O futuro da Gelman Santander Collection, um dos conjuntos mais importantes de arte mexicana do século XX, está em foco após a assinatura de mais de 350 profissionais culturais em uma carta aberta pedindo transparência na gestão e cumprimento das leis de patrimônio. O grupo reivindica clareza sobre exportação, conservação, pesquisa e exibição.
O acervo, adquirido em 2023 pela família Zambrano com a gestão do Banco Santander, reúne 160 obras e inclui 18 de Frida Kahlo. Parte das peças é patrimônio artístico nacional sob supervisão do INBAL, elevando a necessidade de compliance com a legislação mexicana.

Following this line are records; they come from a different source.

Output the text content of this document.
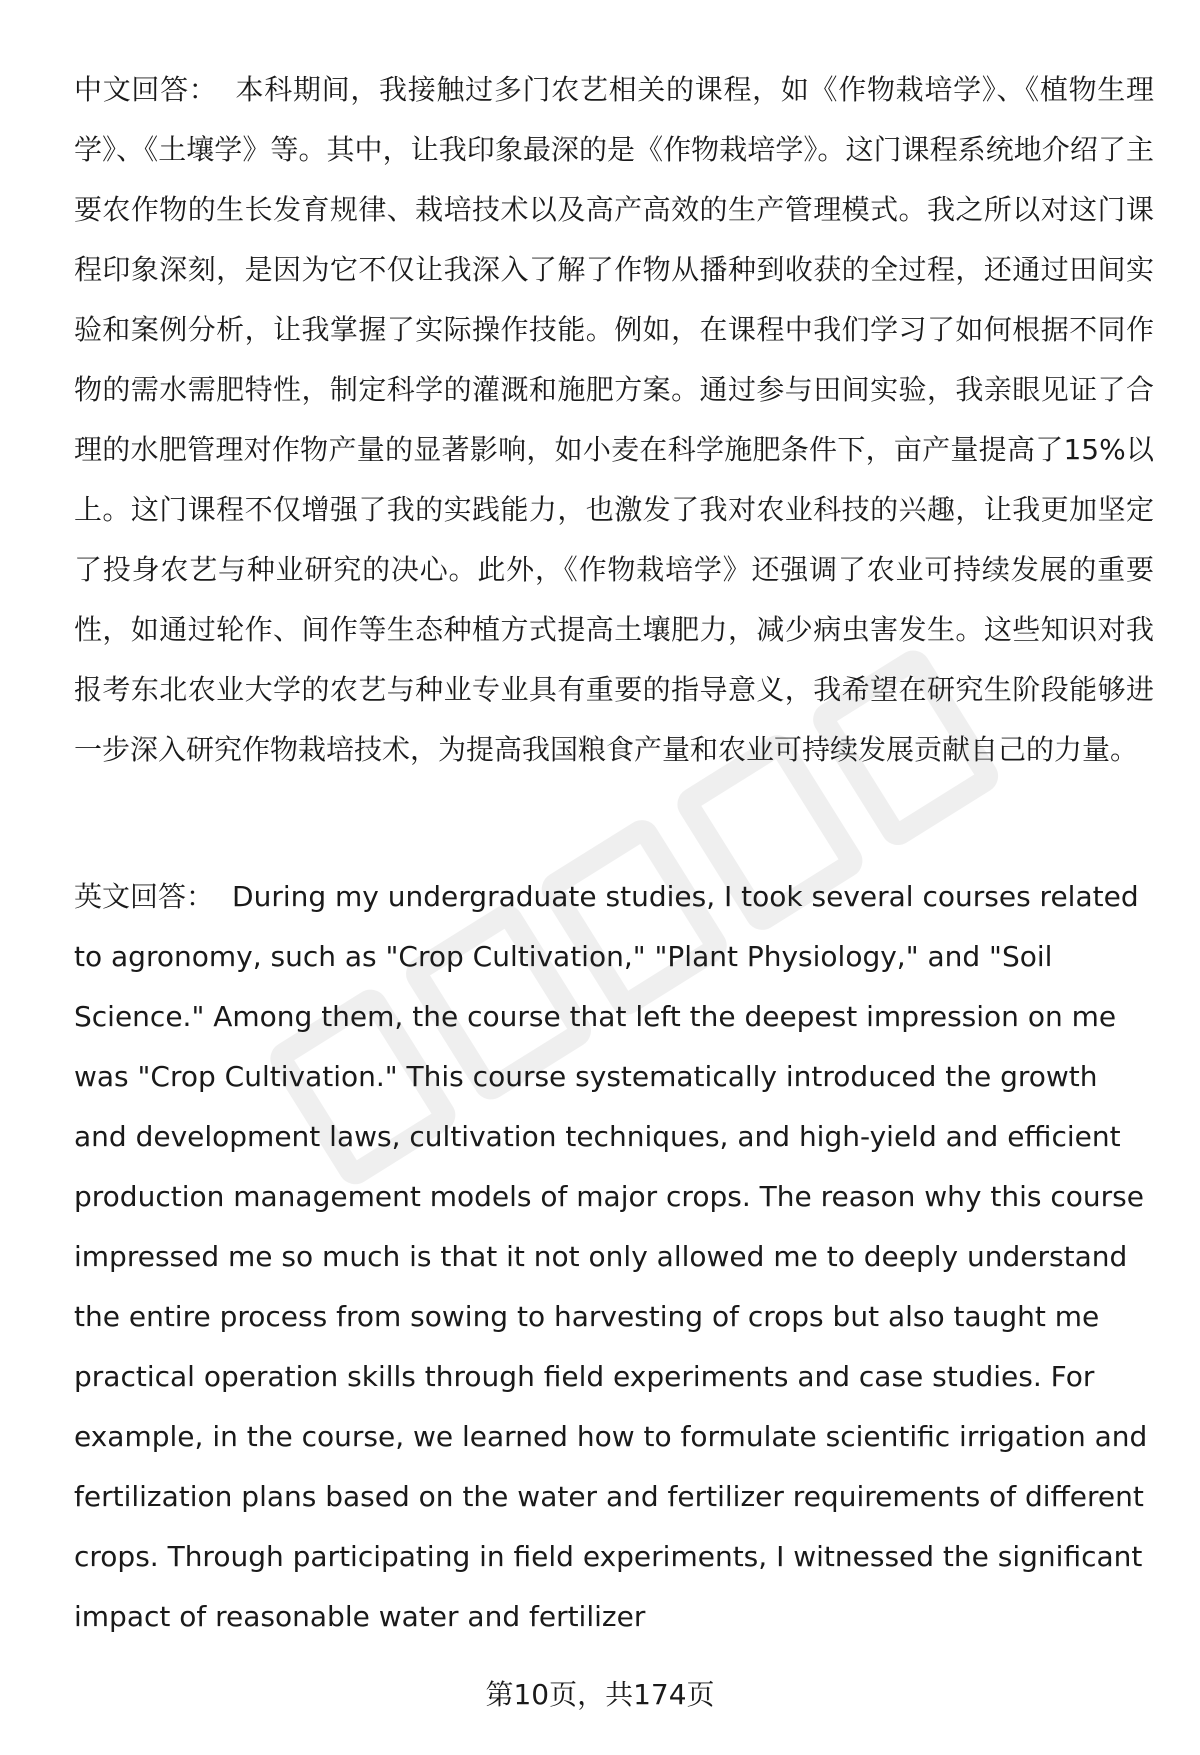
中文回答： 本科期间，我接触过多门农艺相关的课程，如《作物栽培学》、《植物生理学》、《土壤学》等。其中，让我印象最深的是《作物栽培学》。这门课程系统地介绍了主要农作物的生长发育规律、栽培技术以及高产高效的生产管理模式。我之所以对这门课程印象深刻，是因为它不仅让我深入了解了作物从播种到收获的全过程，还通过田间实验和案例分析，让我掌握了实际操作技能。例如，在课程中我们学习了如何根据不同作物的需水需肥特性，制定科学的灌溉和施肥方案。通过参与田间实验，我亲眼见证了合理的水肥管理对作物产量的显著影响，如小麦在科学施肥条件下，亩产量提高了15%以上。这门课程不仅增强了我的实践能力，也激发了我对农业科技的兴趣，让我更加坚定了投身农艺与种业研究的决心。此外，《作物栽培学》还强调了农业可持续发展的重要性，如通过轮作、间作等生态种植方式提高土壤肥力，减少病虫害发生。这些知识对我报考东北农业大学的农艺与种业专业具有重要的指导意义，我希望在研究生阶段能够进一步深入研究作物栽培技术，为提高我国粮食产量和农业可持续发展贡献自己的力量。

英文回答： During my undergraduate studies, I took several courses related to agronomy, such as "Crop Cultivation," "Plant Physiology," and "Soil Science." Among them, the course that left the deepest impression on me was "Crop Cultivation." This course systematically introduced the growth and development laws, cultivation techniques, and high-yield and efficient production management models of major crops. The reason why this course impressed me so much is that it not only allowed me to deeply understand the entire process from sowing to harvesting of crops but also taught me practical operation skills through field experiments and case studies. For example, in the course, we learned how to formulate scientific irrigation and fertilization plans based on the water and fertilizer requirements of different crops. Through participating in field experiments, I witnessed the significant impact of reasonable water and fertilizer

第10页，共174页
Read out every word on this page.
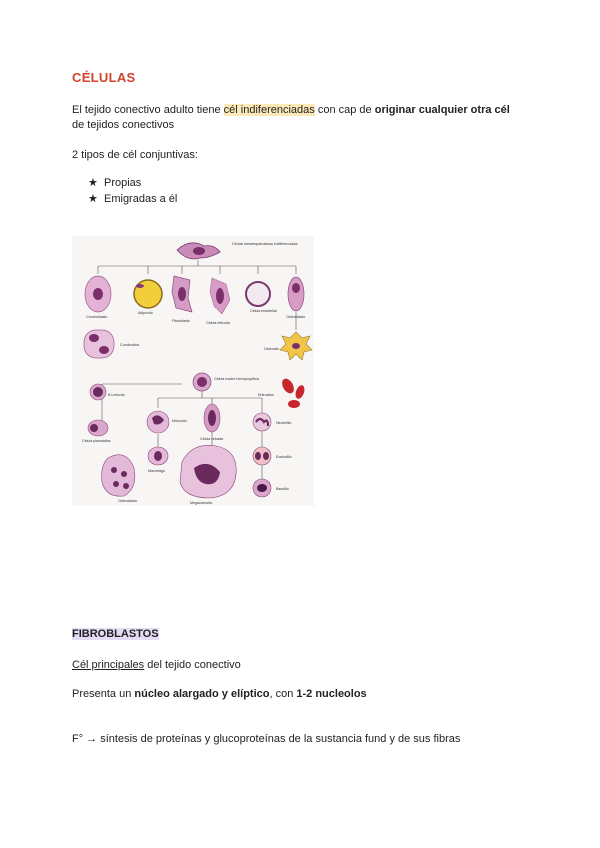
CÉLULAS
El tejido conectivo adulto tiene cél indiferenciadas con cap de originar cualquier otra cél
de tejidos conectivos
2 tipos de cél conjuntivas:
★ Propias
★ Emigradas a él
Célula mesenquimatosa indiferenciada
Condroblasto
Adipocito
Fibroblasto	Célula reticular
Célula endotelial
Osteoblasto
Condrocitos
Osteocito
Célula madre hemopoyética
Eritrocitos
B Linfocito
Célula plasmática
Monocito
Célula cebada
Neutrófilo
Macrófago
Eosinófilo
Osteoclasto	Megacariocito
Basófilo
FIBROBLASTOS
Cél principales del tejido conectivo
Presenta un núcleo alargado y elíptico, con 1-2 nucleolos
F° → síntesis de proteínas y glucoproteínas de la sustancia fund y de sus fibras
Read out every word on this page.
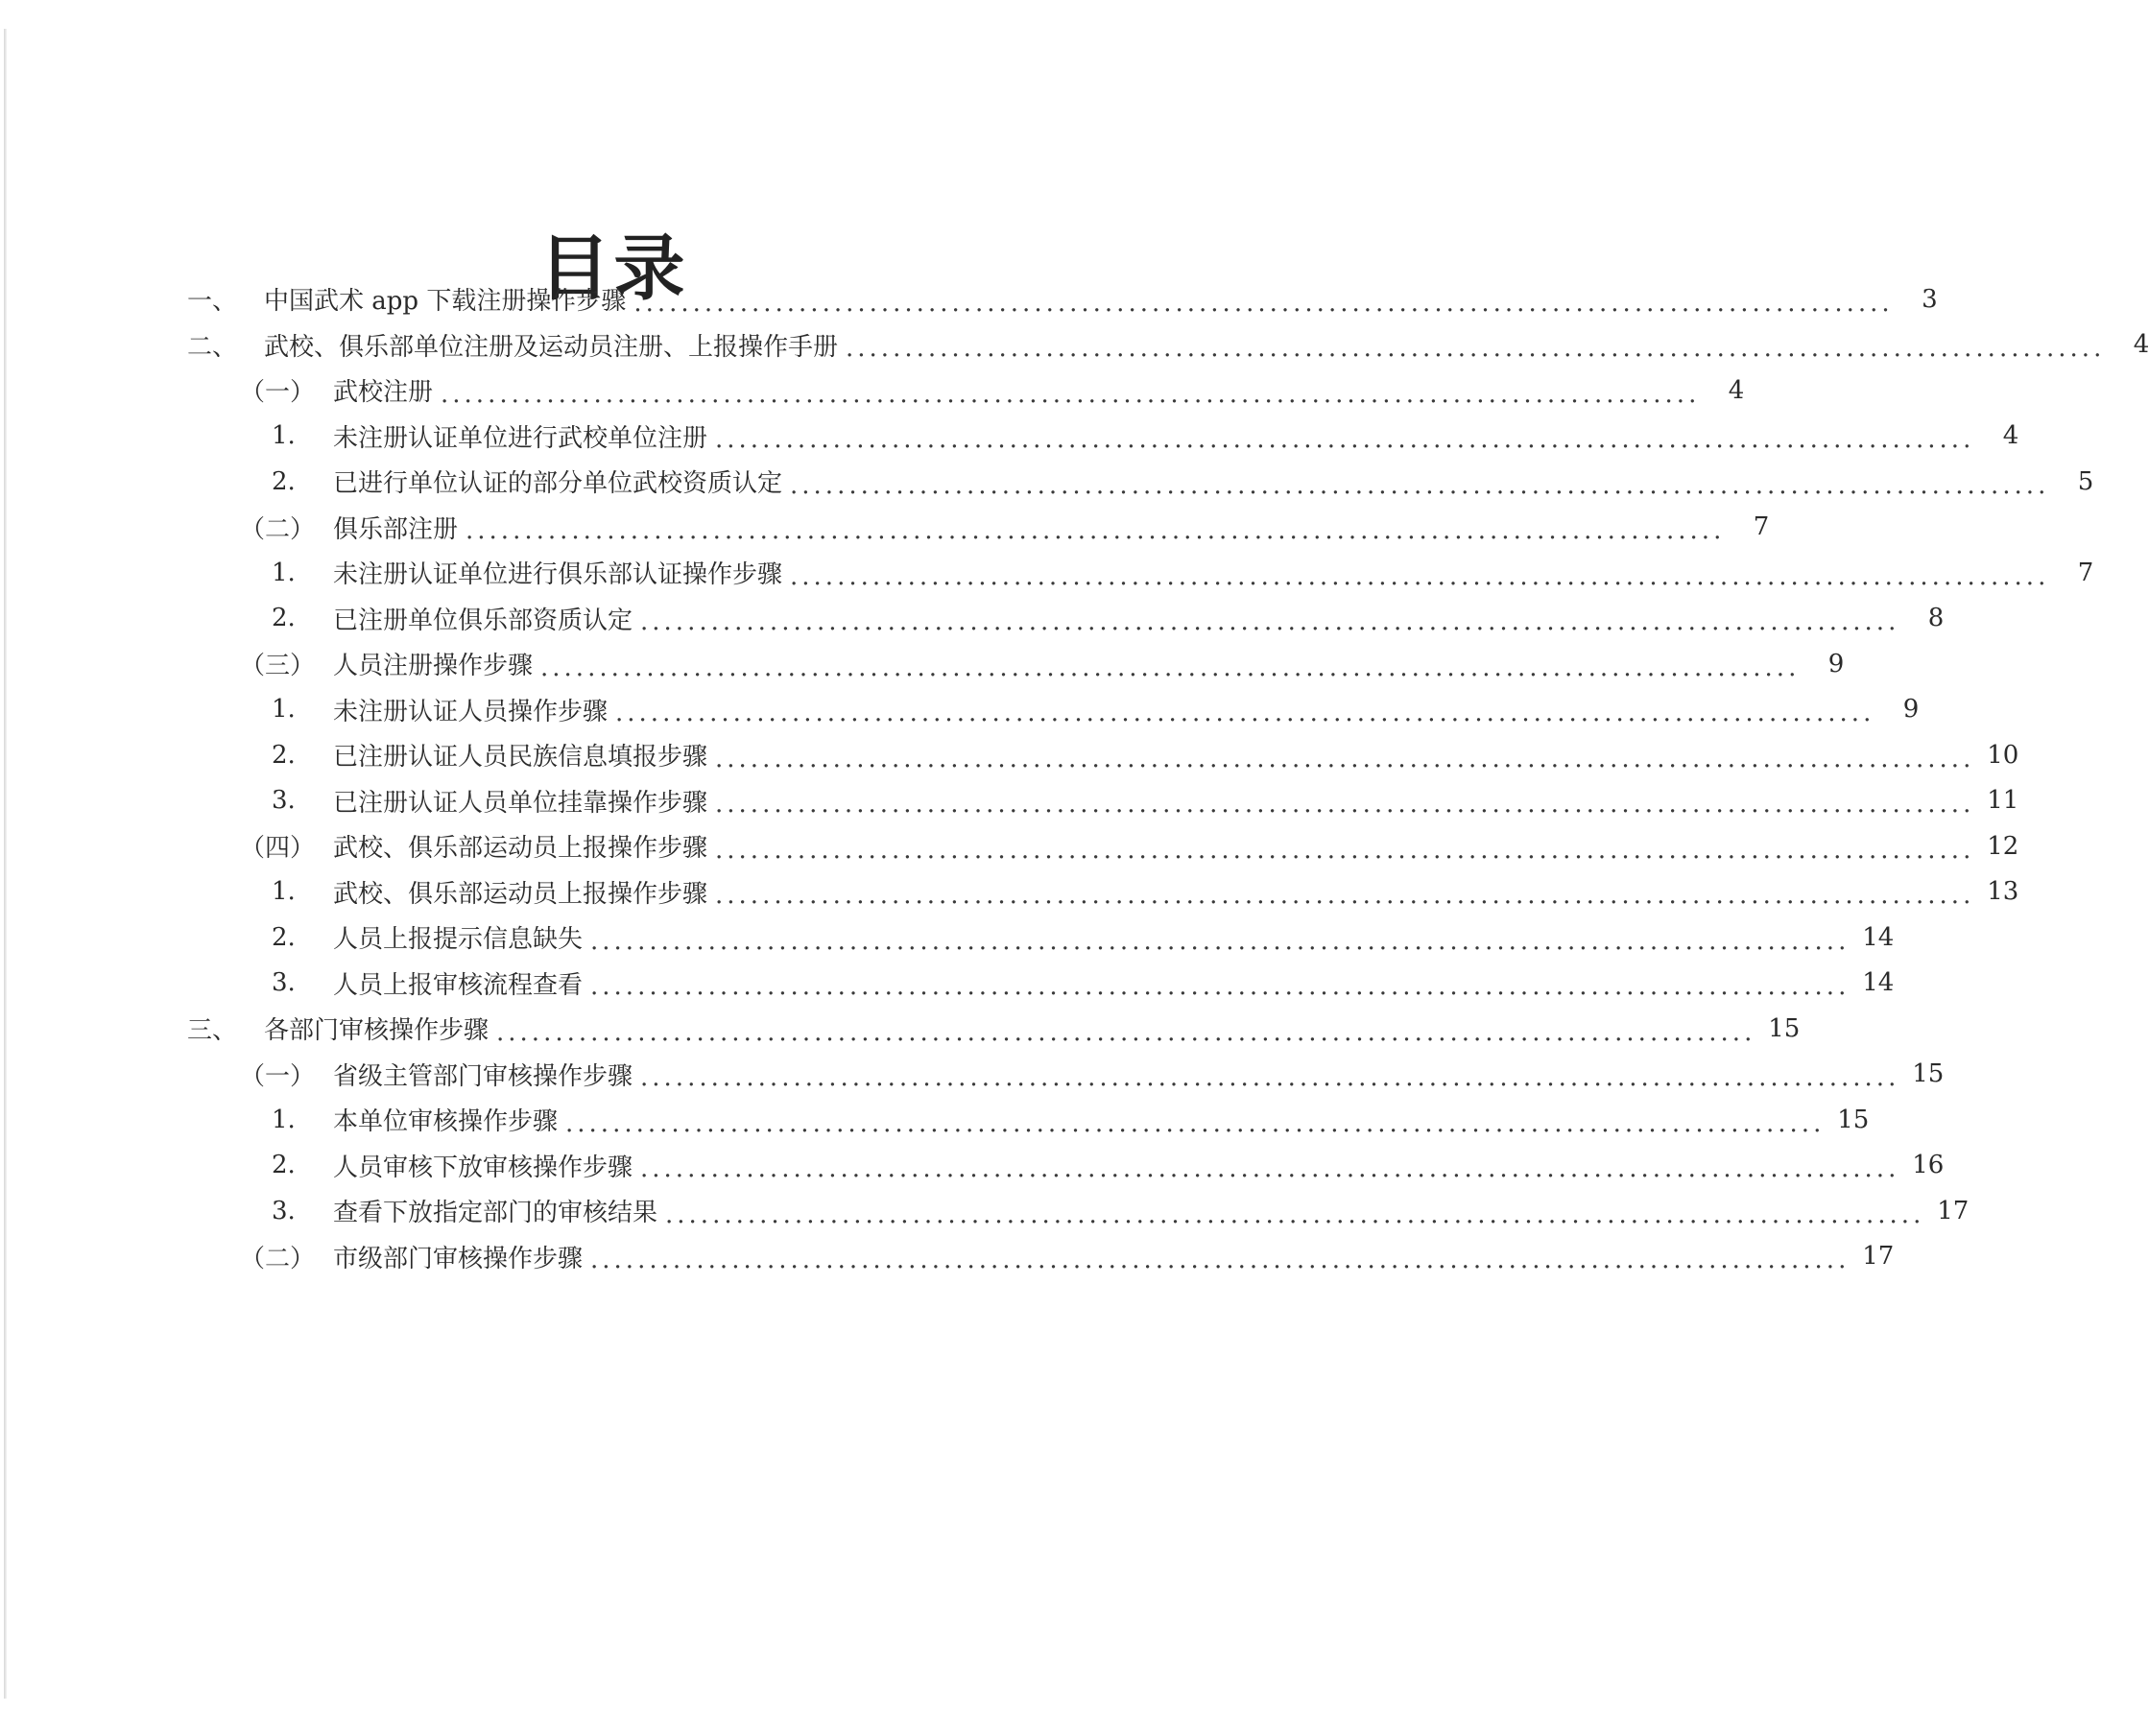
目录
一、	中国武术 app 下载注册操作步骤 ...........................................................................................................	3
二、	武校、俱乐部单位注册及运动员注册、上报操作手册 ...........................................................................................................	4
（一） 武校注册 ...........................................................................................................	4
1.	未注册认证单位进行武校单位注册 ...........................................................................................................	4
2.	已进行单位认证的部分单位武校资质认定 ...........................................................................................................	5
（二） 俱乐部注册 ...........................................................................................................	7
1.	未注册认证单位进行俱乐部认证操作步骤 ...........................................................................................................	7
2.	已注册单位俱乐部资质认定 ...........................................................................................................	8
（三） 人员注册操作步骤 ...........................................................................................................	9
1.	未注册认证人员操作步骤 ...........................................................................................................	9
2.	已注册认证人员民族信息填报步骤 ........................................................................................................... 10
3.	已注册认证人员单位挂靠操作步骤 ........................................................................................................... 11
（四） 武校、俱乐部运动员上报操作步骤 ........................................................................................................... 12
1.	武校、俱乐部运动员上报操作步骤 ........................................................................................................... 13
2.	人员上报提示信息缺失 ........................................................................................................... 14
3.	人员上报审核流程查看 ........................................................................................................... 14
三、	各部门审核操作步骤 ........................................................................................................... 15
（一） 省级主管部门审核操作步骤 ........................................................................................................... 15
1.	本单位审核操作步骤 ........................................................................................................... 15
2.	人员审核下放审核操作步骤 ........................................................................................................... 16
3.	查看下放指定部门的审核结果 ........................................................................................................... 17
（二） 市级部门审核操作步骤 ........................................................................................................... 17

O acordo prevê que o banco espanhol coordene a conservação, a pesquisa e a exibição, dentro de um projeto rebatizado como Gelman Santander Collection. A gestão envolve obras de Kahlo, Rivera, Orozco, Izquierdo e Siqueiros, entre outros.
Em meio ao contexto, o INBAL informou que não autorizará a exportação permanente de obras de Kahlo. Permissões temporárias costumam ter validade de um a dois anos, com a possibilidade de empréstimo renovável.
A abertura de uma exposição internacional levou a debates sobre o status de exibição de obras no México. O México City’s Museo de Arte Moderno receberá parte da mostra, antes prevista para várias instituições no exterior.
Mudanças na circulação de obras
O diálogo entre autoridades, a iniciativa privada e museus internacionais gerou críticas sobre a permanência e a prioridade de exibir as obras no país. A diretora do INBAL reiterou o uso de disposições legais para exportação temporária.
Segundo documentos e reportagens, o acordo atual prevê a possibilidade de empréstimo renovável de até cinco anos. Signatários da carta defendem que o foco seja a prioridade de exibir as obras no México.
Repercussões políticas e futuras
A presidente do México, Claudia Sheinbaum, afirmou, em entrevista, que há desejo de manter o acervo no país e que autoridades devem dialogar com os proprietários. A situação aguarda esclarecimentos oficiais sobre o caminho a seguir.
Fontes próximas à Zambrano indicam que o objetivo é expor as obras no México, mantendo a titularidade na família. A mediação entre Banco Santander, Zambrano e o INBAL segue em curso, com novas informações esperadas.